One example of a likely point of dispute touches on both child custody and child support issues: paying for private-school education. While private school may seem like a luxury (and it sometimes is) there are also instances in which it is necessary for kids who need learning accommodations or environments that can’t be found in their public school. What happens when one parent believes private school is essential and the other strongly disagrees?

Let’s say that a mother is awarded primary physical custody of her two kids. The father has a smaller portion of physical custody but equally shares legal custody. The mother believes the kids need private school but the father doesn’t share that belief. He is already being asked to pay a lot in child support and doesn’t want to pay even more money for tuition. He is also a firm believer in the importance of public education.

Because they share legal custody, they have an equal say in educational decisions. How, then, would they settle this dispute?

There are several possible answers to the previous question. Perhaps the smartest approach would be to address this issue during the divorce and custody proceedings so that whatever decision is made has the weight of a court behind it. This is a foreseeable dispute, so addressing it early is a viable option.
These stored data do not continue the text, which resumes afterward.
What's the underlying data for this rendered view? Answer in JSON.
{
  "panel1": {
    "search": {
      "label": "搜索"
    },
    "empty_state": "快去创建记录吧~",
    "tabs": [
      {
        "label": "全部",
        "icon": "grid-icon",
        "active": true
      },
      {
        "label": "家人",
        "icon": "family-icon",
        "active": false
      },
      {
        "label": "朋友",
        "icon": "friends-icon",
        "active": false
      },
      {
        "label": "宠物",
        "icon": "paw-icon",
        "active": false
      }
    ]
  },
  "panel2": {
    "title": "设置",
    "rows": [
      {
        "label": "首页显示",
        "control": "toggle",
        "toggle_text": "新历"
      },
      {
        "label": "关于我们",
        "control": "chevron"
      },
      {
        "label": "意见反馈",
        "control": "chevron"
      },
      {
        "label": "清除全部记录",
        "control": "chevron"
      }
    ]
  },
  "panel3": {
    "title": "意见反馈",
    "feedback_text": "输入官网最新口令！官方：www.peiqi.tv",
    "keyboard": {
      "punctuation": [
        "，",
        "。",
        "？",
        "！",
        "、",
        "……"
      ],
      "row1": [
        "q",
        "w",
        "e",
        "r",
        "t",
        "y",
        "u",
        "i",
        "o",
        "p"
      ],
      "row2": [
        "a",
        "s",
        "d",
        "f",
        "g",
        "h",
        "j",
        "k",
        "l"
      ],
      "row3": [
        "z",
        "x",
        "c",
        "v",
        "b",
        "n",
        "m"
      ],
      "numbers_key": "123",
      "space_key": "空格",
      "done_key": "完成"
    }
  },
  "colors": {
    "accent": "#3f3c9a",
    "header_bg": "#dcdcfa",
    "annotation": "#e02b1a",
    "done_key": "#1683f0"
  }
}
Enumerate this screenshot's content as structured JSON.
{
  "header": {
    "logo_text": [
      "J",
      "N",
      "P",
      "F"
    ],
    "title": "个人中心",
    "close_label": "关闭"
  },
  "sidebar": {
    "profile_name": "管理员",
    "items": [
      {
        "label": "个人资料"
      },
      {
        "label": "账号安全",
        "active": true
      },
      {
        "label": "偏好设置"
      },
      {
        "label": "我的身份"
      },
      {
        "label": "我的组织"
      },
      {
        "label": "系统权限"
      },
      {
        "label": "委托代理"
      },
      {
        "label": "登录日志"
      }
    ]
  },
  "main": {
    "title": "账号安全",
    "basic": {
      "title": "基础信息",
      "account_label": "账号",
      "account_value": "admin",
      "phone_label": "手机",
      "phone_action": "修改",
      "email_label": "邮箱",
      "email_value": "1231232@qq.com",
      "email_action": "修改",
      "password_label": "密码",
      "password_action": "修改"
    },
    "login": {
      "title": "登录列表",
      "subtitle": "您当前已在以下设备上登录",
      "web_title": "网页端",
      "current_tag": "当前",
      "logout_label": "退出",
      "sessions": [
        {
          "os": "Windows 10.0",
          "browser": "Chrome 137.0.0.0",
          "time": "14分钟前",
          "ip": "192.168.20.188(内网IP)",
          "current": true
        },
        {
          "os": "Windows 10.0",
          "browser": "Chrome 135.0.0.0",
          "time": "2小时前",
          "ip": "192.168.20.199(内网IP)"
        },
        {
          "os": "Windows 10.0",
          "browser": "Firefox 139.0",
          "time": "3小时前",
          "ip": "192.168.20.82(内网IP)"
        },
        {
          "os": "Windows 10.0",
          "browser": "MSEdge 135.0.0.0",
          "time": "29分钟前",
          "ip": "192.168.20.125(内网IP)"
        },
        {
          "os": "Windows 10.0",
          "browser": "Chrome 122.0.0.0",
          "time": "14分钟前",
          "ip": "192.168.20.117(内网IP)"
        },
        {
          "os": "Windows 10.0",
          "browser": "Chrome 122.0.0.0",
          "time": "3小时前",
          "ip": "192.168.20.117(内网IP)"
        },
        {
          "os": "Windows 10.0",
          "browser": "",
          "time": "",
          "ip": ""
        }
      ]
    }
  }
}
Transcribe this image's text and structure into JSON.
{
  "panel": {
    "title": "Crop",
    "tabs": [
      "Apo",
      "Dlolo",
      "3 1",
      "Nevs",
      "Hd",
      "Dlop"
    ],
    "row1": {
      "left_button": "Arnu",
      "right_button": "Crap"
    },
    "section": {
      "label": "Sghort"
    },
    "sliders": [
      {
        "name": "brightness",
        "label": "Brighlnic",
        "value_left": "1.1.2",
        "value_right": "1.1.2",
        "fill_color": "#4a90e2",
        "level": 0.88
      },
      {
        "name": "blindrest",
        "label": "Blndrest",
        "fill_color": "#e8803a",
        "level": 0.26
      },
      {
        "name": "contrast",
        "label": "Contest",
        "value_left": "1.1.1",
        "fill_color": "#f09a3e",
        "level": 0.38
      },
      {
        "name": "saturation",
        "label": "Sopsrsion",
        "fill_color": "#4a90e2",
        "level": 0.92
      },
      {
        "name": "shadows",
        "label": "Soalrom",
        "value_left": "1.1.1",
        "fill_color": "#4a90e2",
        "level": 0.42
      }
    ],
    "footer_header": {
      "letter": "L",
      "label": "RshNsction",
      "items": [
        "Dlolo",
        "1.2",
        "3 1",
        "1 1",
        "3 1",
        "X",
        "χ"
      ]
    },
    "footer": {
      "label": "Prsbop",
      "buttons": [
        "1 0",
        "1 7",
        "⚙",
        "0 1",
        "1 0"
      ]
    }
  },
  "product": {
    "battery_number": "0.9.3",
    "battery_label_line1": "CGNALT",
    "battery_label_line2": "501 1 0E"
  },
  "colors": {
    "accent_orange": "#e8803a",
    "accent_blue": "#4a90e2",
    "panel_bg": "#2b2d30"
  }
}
Not all disputes are foreseeable, however. And that speaks to the importance of having a detailed custody agreement – preferably one that was negotiated between the parents rather than imposed by a court. The more detailed a plan is, the less likely that disputes will arise because many of the important decisions have already been made. Moreover, a parenting plan can also include mechanisms for how to resolve future disputes, including resolution techniques that must be tried before going back to court.

If you have kids and are about to go through a divorce, please discuss any long-term custody concerns you have with your attorney. More work and planning on the front end could save you time, money and frustration later on.